I agree this deal structure will make it hard to obtain additional venture financing. First, you as the entrepreneurs will have little incentive to stick around for the long term given that you will have so little upside after additional rounds of dilution from new investors and your option pool. Second, egregious non-standard venture terms are warning signs that the earlier stage investor is not sophisticated and will likely continue to be unreasonable, causing headaches in the future. Third, and I am sorry to say this, such a deal structure indicates that the founders are probably not that sophisticated to have accepted the deal in the first place, or will at least raise a suspicion that some deep damage lies within the company to have justified such onerous terms.

That all said, heavily dilutive terms are extremely common outside of Silicon Valley-style investors, as most investors in the world demand strong majority stakes for even small investments. Although minority stakes are a hallmark of venture investing, most of the financial world believes VCs do not know what we are doing by not taking control positions. (They are wrong, of course.)

The first way to resolve your situation is to have a new investor demand that the company’s capital structure change as part of a new financing, which your earlier investor will accept or not. This outcome is common when an investor finds a good, but broken deal. Most investors, however, will not even pursue discussions and diligence to get to a point of serious interest when a deal is damaged. There are just too many good deals out there without problems.

The second way is you can seek to buy out the earlier investor. Real venture investors hate seeing money invested to buy out earlier investors rather than expanding operations, meaning you will be looking at other sources of capital. Most investors who would support you financially to buy out non-productive early investors will likely demand worse terms than you already have.

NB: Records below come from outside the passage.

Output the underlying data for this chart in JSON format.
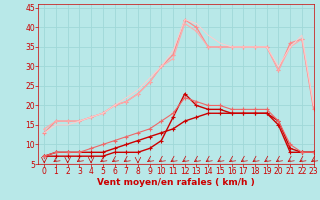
{
  "xlabel": "Vent moyen/en rafales ( km/h )",
  "xlim": [
    -0.5,
    23
  ],
  "ylim": [
    5,
    46
  ],
  "yticks": [
    5,
    10,
    15,
    20,
    25,
    30,
    35,
    40,
    45
  ],
  "xticks": [
    0,
    1,
    2,
    3,
    4,
    5,
    6,
    7,
    8,
    9,
    10,
    11,
    12,
    13,
    14,
    15,
    16,
    17,
    18,
    19,
    20,
    21,
    22,
    23
  ],
  "background_color": "#b8e8e8",
  "grid_color": "#a0d8d8",
  "series": [
    {
      "x": [
        0,
        1,
        2,
        3,
        4,
        5,
        6,
        7,
        8,
        9,
        10,
        11,
        12,
        13,
        14,
        15,
        16,
        17,
        18,
        19,
        20,
        21,
        22,
        23
      ],
      "y": [
        7,
        7,
        7,
        7,
        7,
        7,
        8,
        8,
        8,
        9,
        11,
        17,
        23,
        20,
        19,
        19,
        18,
        18,
        18,
        18,
        15,
        8,
        8,
        8
      ],
      "color": "#cc0000",
      "linewidth": 1.0,
      "marker": "+",
      "markersize": 3.0
    },
    {
      "x": [
        0,
        1,
        2,
        3,
        4,
        5,
        6,
        7,
        8,
        9,
        10,
        11,
        12,
        13,
        14,
        15,
        16,
        17,
        18,
        19,
        20,
        21,
        22,
        23
      ],
      "y": [
        7,
        8,
        8,
        8,
        8,
        8,
        9,
        10,
        11,
        12,
        13,
        14,
        16,
        17,
        18,
        18,
        18,
        18,
        18,
        18,
        16,
        9,
        8,
        8
      ],
      "color": "#cc0000",
      "linewidth": 1.0,
      "marker": "+",
      "markersize": 3.0
    },
    {
      "x": [
        0,
        1,
        2,
        3,
        4,
        5,
        6,
        7,
        8,
        9,
        10,
        11,
        12,
        13,
        14,
        15,
        16,
        17,
        18,
        19,
        20,
        21,
        22,
        23
      ],
      "y": [
        7,
        8,
        8,
        8,
        9,
        10,
        11,
        12,
        13,
        14,
        16,
        18,
        22,
        21,
        20,
        20,
        19,
        19,
        19,
        19,
        16,
        10,
        8,
        8
      ],
      "color": "#ee6666",
      "linewidth": 0.8,
      "marker": "+",
      "markersize": 2.5
    },
    {
      "x": [
        0,
        1,
        2,
        3,
        4,
        5,
        6,
        7,
        8,
        9,
        10,
        11,
        12,
        13,
        14,
        15,
        16,
        17,
        18,
        19,
        20,
        21,
        22,
        23
      ],
      "y": [
        13,
        16,
        16,
        16,
        17,
        18,
        20,
        21,
        23,
        26,
        30,
        33,
        42,
        40,
        35,
        35,
        35,
        35,
        35,
        35,
        29,
        36,
        37,
        19
      ],
      "color": "#ff8888",
      "linewidth": 0.9,
      "marker": "+",
      "markersize": 2.5
    },
    {
      "x": [
        0,
        1,
        2,
        3,
        4,
        5,
        6,
        7,
        8,
        9,
        10,
        11,
        12,
        13,
        14,
        15,
        16,
        17,
        18,
        19,
        20,
        21,
        22,
        23
      ],
      "y": [
        14,
        16,
        16,
        16,
        17,
        18,
        20,
        21,
        23,
        26,
        30,
        32,
        41,
        39,
        35,
        35,
        35,
        35,
        35,
        35,
        29,
        35,
        37,
        20
      ],
      "color": "#ffaaaa",
      "linewidth": 0.8,
      "marker": "+",
      "markersize": 2.0
    },
    {
      "x": [
        0,
        1,
        2,
        3,
        4,
        5,
        6,
        7,
        8,
        9,
        10,
        11,
        12,
        13,
        14,
        15,
        16,
        17,
        18,
        19,
        20,
        21,
        22,
        23
      ],
      "y": [
        13,
        15,
        15,
        16,
        17,
        18,
        20,
        22,
        24,
        27,
        30,
        34,
        42,
        41,
        38,
        36,
        35,
        35,
        35,
        35,
        30,
        35,
        38,
        20
      ],
      "color": "#ffcccc",
      "linewidth": 0.7,
      "marker": null,
      "markersize": 0
    }
  ],
  "arrow_angles": [
    0,
    -45,
    0,
    -45,
    0,
    -45,
    -45,
    -45,
    0,
    -45,
    -45,
    -45,
    -45,
    -45,
    -45,
    -45,
    -45,
    -45,
    -45,
    -45,
    -45,
    -45,
    -45,
    -45
  ],
  "arrow_color": "#cc0000",
  "xlabel_color": "#cc0000",
  "tick_color": "#cc0000",
  "xlabel_fontsize": 6.5,
  "tick_fontsize": 5.5
}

The third way is to renegotiate the deal with your earlier investor. This option sounds great in theory. However, most investors enlightened enough to see upside would not have structured such a bad deal in the first place. Here are a few options I have tried in the past:

  • You can negotiate to “reset” your valuation and ownership split based upon achievement of milestones that create more value for the investor with the new structure.
  • You can split the business by new product line, new business model, or new geography: contain the legacy business with the contaminated capital structure, but spin out additional growth into a new company where the upside is fairer.
  • You can negotiate buyouts from a portion of earnings, like redemption. This solution, however, takes cash from expansion, prevents you from growing as aggressively as you could, and sets a bad precedent for future investors.
  • Create management “carve outs” or phantom interests. If you negotiate payouts upon an exit to the management team in priority to equity based upon achievement of milestones, you have effectively changed the economic effect of your capital structure, even if it remains the same on paper.
  • There are a dozen different permutations, but all rely upon the principle of “good dilution.” The investor must understand that it will make more money from giving incentives to the management team. Unfortunately, most investors who drive bad terms end up entrenching their positions, feeling the entrepreneurs are trying to “pull a fast one,” and end up losing substantial value when the entrepreneurs leave to start a new venture. If the investor is “strategic,” it may even have an affirmative reason to tank you in order to drive a cheap acquisition.

One important caveat is not to confuse a fair deal in accordance with market terms that now looks suboptimal since you have achieved greatness, versus one which was objectively bad and outside the boundaries of market norms at the time. Many successful companies connive with later stage investors to erode ownership of early stage investors, which hurts the startup economy by depriving angels and first round seed investors of needed returns. Those investors often fight back by forcing founders to share any ill-gotten gains in those circumstances.

I suggest you discuss with your investor the trajectory of the company with significant new capital and with the full passion of the management and founding team, both of which require a recapitalization. In my experience, though, your pleas will fall on deaf ears. As I have said many times, one of the greatest enemies of innovative entrepreneurship is bad early investors.